Rika tertawa keras sebentar lalu mengangkat Alas Ramus. “Ahh, tapi obrolan dewasa sudah cukup! Di sini sangat panas, jadi saatnya untuk mengucapkan selamat tinggal, oke? Kembalilah segera, Alas Ramus! Dan dengarkan apa yang ibumu katakan padamu.”
“Oke! Sampai jumpa lagi, Rika-sis!”
Dia menyerahkan anak itu kepada Emi.
“Dapatkan yang bagus.”
“Ya! Semoga perjalanan kembali dengan selamat. ”
Emi melambai, mengambil pegangan kopernya, dan memegang Alas Ramus dengan yang lain saat dia pergi ke Stasiun Shin-Kobe. Saat dia melakukannya, dia mendengar suara riang dan familiar yang menggelegar di belakangnya.
“Oh, benar! Sampaikan halo kepada ‘suami’mu yang cerewet itu juga, untukku!”
“Diam !! ”
Mereka mungkin semua tersenyum beberapa saat yang lalu, tapi komentar itumembuat Emi cemberut kembali padanya. Rika, di bawah sinar matahari, tersenyum lebar dan melambai, seolah-olah itulah wajah yang ingin dilihatnya sepanjang hari, sebelum melompat ke dalam mobil dan pergi.
“Ugh… Kaulah yang melewatkan kesempatan untuk menikah setelah melakukan hal ‘akan-dia, tidak-akan-dia’ selama berabad-abad.”
“Bu, aku seksi! Aku ingin jus!”
“Oh, benar, aku juga harus membeli sesuatu untuk diriku sendiri. Kita punya waktu sampai kereta peluru… Ayo naik ke kios itu.”
“Es krim! Saya mau es krim!”
“Kamu baru saja mengatakan jus, bukan? Tidak ada es krim. Itu akan meleleh di sekujur tubuhmu.”
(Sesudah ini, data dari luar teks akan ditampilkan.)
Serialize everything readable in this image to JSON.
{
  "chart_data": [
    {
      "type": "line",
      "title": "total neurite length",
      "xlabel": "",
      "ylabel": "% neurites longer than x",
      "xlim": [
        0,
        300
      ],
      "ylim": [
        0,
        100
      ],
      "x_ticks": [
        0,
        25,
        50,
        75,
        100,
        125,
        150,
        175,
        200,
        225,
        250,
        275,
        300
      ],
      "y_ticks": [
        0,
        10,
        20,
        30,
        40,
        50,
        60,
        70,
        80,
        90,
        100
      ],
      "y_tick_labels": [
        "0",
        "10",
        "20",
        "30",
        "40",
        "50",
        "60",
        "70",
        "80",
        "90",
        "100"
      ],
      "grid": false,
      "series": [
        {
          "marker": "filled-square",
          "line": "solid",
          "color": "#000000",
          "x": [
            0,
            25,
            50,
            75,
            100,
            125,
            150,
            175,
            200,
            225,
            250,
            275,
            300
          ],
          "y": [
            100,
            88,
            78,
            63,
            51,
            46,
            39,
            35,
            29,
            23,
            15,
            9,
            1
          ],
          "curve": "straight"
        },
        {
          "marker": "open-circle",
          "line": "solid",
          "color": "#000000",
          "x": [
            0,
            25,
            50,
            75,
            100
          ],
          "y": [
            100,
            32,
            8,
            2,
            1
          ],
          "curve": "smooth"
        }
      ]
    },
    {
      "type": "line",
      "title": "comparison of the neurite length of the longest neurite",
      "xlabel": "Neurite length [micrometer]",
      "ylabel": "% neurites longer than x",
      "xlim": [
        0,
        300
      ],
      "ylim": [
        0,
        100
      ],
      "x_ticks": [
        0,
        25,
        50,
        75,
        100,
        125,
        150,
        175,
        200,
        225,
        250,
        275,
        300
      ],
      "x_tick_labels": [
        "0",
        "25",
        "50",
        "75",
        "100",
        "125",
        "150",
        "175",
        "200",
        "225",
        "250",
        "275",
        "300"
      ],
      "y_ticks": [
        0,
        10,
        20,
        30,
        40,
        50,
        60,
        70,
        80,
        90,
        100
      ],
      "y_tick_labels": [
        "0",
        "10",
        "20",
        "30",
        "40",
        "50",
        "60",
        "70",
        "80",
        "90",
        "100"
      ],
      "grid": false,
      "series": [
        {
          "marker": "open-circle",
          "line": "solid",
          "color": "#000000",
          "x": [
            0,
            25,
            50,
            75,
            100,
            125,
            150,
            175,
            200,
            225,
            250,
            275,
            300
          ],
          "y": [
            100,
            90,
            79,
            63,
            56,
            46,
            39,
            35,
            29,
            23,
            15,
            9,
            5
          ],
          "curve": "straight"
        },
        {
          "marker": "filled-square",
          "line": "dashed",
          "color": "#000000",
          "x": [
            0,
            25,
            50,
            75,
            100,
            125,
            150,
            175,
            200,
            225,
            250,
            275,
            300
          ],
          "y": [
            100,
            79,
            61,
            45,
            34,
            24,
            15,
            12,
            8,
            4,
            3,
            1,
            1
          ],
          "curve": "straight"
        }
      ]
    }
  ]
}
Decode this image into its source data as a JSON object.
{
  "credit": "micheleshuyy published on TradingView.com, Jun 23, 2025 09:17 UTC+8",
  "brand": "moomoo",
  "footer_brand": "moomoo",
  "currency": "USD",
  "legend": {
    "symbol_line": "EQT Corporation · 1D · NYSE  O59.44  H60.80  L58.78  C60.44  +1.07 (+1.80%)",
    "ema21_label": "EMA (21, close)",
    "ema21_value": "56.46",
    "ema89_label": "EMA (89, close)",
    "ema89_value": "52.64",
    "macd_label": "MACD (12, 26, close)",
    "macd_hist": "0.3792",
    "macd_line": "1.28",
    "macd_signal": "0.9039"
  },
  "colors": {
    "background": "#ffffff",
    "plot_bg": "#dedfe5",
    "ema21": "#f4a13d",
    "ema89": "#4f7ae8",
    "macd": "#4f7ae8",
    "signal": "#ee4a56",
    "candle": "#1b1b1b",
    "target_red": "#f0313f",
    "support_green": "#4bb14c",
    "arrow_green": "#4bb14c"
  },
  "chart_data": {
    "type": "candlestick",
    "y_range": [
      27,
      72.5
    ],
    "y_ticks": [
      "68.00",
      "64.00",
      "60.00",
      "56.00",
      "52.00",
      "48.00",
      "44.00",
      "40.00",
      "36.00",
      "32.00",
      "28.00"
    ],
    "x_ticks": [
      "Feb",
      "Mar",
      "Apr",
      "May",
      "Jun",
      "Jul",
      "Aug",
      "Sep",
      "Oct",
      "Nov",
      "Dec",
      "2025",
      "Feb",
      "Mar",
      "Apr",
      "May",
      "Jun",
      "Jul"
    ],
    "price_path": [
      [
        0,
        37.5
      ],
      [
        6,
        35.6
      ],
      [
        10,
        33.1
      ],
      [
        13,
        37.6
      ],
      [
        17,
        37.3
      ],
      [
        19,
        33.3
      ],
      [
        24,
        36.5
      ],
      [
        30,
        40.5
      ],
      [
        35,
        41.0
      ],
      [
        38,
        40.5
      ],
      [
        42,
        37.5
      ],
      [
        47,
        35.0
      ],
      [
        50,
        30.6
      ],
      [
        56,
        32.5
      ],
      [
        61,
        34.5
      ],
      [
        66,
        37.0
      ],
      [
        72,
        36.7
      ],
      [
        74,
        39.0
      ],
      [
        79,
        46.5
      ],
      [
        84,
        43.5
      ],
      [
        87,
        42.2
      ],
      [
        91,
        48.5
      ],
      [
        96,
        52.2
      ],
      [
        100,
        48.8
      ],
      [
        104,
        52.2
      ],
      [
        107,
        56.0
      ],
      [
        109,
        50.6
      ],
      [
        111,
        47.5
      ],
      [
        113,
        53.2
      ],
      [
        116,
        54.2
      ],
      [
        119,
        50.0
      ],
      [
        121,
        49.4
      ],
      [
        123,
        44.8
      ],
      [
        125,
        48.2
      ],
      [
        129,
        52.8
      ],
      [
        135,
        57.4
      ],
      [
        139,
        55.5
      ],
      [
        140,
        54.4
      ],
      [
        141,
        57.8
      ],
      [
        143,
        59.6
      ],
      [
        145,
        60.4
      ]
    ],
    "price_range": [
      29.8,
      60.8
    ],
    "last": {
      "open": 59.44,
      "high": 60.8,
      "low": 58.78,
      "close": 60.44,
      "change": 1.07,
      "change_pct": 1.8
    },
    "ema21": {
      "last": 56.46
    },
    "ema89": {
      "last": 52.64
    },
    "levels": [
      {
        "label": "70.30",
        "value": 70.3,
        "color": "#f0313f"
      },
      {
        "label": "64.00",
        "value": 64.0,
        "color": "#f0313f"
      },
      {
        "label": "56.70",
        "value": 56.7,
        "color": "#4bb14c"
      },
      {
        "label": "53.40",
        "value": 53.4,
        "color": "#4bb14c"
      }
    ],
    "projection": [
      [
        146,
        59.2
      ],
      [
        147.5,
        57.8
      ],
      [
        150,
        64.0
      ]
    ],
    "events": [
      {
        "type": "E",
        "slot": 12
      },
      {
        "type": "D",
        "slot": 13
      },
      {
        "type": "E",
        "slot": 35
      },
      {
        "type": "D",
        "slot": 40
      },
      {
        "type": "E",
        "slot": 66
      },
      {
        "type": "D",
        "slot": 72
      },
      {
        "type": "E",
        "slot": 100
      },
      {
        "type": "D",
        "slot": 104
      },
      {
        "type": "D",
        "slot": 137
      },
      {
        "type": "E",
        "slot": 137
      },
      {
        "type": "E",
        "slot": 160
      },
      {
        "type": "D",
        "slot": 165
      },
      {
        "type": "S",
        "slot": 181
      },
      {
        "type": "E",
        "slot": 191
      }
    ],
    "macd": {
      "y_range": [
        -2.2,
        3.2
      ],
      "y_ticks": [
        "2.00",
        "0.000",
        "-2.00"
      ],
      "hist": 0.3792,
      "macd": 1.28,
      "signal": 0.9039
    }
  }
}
“Awww! Saya mau es krim! Jus dan es krim!”
“Pesanan ini semakin besar dari menit ke menit… Oh?”
Emi merasa smartphone di tas bahunya bergetar sedikit. Membaca layar, dia mengingat percakapan sebelumnya dengan Rika dan sedikit mengernyit.
“Ada apa, Bu?”
Dia menunjukkan layar ke Alas Ramus. “Aku mendapat pesan dari Chiho. Saya akan menjawabnya setelah saya membeli jus, jadi tunggu sebentar, oke? ”
Berhasil menurunkan permintaan es krim, Emi membeli sebotol jus jeruk (favorit Alas Ramus akhir-akhir ini), bersandar di dinding dekat pintu putar, dan membalas.
“Apa yang Chi lakukan?”
Saat dia tumbuh, Alas Ramus secara alami datang untuk memanggil Chiho “Chi.” Emi mengambil waktu sejenak untuk memikirkan jawabannya tetapi tidak dapat menemukan penjelasan sederhana yang akan dimengerti oleh anaknya, jadi dia malah mengabaikannya.
“Yah, Chiho juga akan kembali ke Tokyo hari ini.”
“Dia keluar?”
“Betul sekali. Kami melihatnya pergi di gedung itu dengan semua pesawat, ingat? Sebelum menjadi panas.”
“Mmm, entahlah.”
Apakah dia benar-benar tidak tahu atau hanya pura-pura bodoh, Emi tidak tahu. Anak itu memiliki cara untuk mengingat dengan jelas hal-hal yang benar-benar dilupakan Emi—tetapi peristiwa yang meninggalkan kesan mendalampada orang dewasa lewat di satu telinga dan keluar yang lain dengan dia. Emi mengalami kesulitan mencari tahu bagaimana memori kecilnya bekerja.
“Ya, baiklah, terima kasih untuk itu…”
Melewati pintu putar, Emi melihat jadwal kereta elektronik dan tersenyum sendiri.
“…Ayah mungkin mulai merasa sedikit malu pada dirinya sendiri.”